Meskipun sulit untuk memastikan kapan madrasah didirikan dan madrasah
mana yang pertama kali berdiri, namun Departemen Agama (dahulu
Kementerian Agama) mengakui bahwa setelah Indonesia merdeka sebagian
besar sekolah agama berpola madrasah diniyahlah yang berkembang menjadi
mad-rasah-madrasah formal (Asrohah 1999:193). Dengan perubahan tersebut
berubah pula status kelembagaannya, dari jalur “luar sekolah” yang
dikelola penuh oleh masyarakat menjadi “sekolah” di bawah pembinaan
Departemen Agama.
Meskipun demikian tercatat masih banyak pula
madrasah diniyah yang mempertahankan ciri khasnya yang semula, meskipun
dengan status sebagai pendidikan keagamaan luar sekolah. Pada masa yang
lebih kemudian, mengacu pada Peraturan Menteri Agama Nomor 13 Tahun
1964, tumbuh pula madrasah-madrasah diniyah tipe baru, sebagai
pendidikan tambahan berjenjang bagi murid-murid sekolah umum. Madrasah
diniyah itu diatur mengikuti tingkat-tingkat pendi-dikan sekolah umum,
yaitu Madrasah Diniyah Awwaliyah untuk murid Sekolah Dasar, Wustha
untuk murid Sekolah Lanjutan Tingkat Pertama, dan ‘Ulya untuk murid
Sekolah Lanjutan Tingkat Atas. Madrasah diniyah dalam hal itu dipandang
sebagai lembaga pendidikan keagamaan klasikal jalur luar sekolah bagi
murid-murid sekolah umum. Data EMIS (yang harus diperlakukan sebagai
data sementara karena ketepatan-nya dapat dipersoalkan) mencatat jumlah
madrasah diniyah di Indonesia pada tahun ajaran 2005/2006 seluruhnya
15.579 buah dengan jumlah murid 1.750.010 orang.

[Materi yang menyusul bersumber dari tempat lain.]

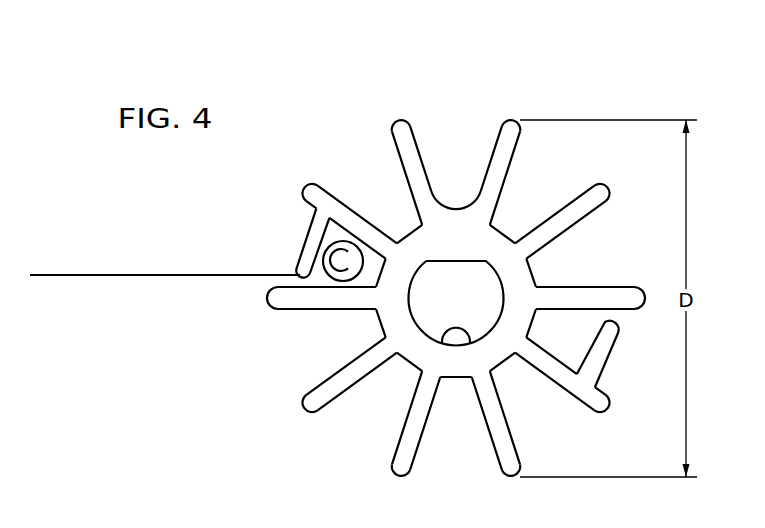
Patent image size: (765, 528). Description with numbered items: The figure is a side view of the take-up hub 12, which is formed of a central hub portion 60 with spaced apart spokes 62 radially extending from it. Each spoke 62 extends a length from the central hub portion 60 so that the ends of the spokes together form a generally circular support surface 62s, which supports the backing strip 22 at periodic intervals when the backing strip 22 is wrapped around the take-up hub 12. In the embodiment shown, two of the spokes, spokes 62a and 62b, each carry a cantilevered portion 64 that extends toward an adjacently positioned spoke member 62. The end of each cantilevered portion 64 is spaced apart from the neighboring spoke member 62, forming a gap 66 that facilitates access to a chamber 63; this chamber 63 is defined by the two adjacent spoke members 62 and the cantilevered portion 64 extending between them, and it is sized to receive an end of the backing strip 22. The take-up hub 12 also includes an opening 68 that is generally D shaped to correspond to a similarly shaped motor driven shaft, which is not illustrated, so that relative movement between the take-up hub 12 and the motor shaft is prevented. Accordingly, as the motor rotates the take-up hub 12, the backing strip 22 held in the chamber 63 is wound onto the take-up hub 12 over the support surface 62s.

The take-up hub 12 is at (618, 71).
The backing strip 22 is at (172, 274).
The central hub portion 60 is at (532, 272).
The spoke 62 is at (421, 150).
The spoke 62a is at (571, 396).
The spoke 62b is at (343, 202).
The support surface 62s is at (393, 118).
The chamber 63 is at (335, 276).
The cantilevered portion 64 is at (304, 240).
The gap 66 is at (268, 290).
The opening 68 is at (461, 346).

Berdasarkan Undang-undang Pendidikan dan
Peraturan Pemerintah. Madrasah Diniyah adalah bagian terpadu dari
pendidikan nasional untuk memenuhi hasrat masyarakat tentang pendidikan
agama. Madrasah Diniyah termasuk ke dalam pendidikan yang dilembagakan
dan bertujuan untuk mempersiapkan peserta didik dalam penguasaan
terhadap pengetahuan agama Islam.
UU No. 20 Tahun 2003 tentang Sistem
Pendidikan Nasional yang ditindaklanjuti dengan disyahkannya PP No. 55
Tahun 2007 tentang pendidikan agama dan keagamaan memang menjadi babak
baru bagi dunia pendidikan agama dan keagamaan di Indonesia. Karena itu
berarti negara telah menyadari keanekaragaman model dan bentuk
pendidikan yang ada di bumi nusantara ini.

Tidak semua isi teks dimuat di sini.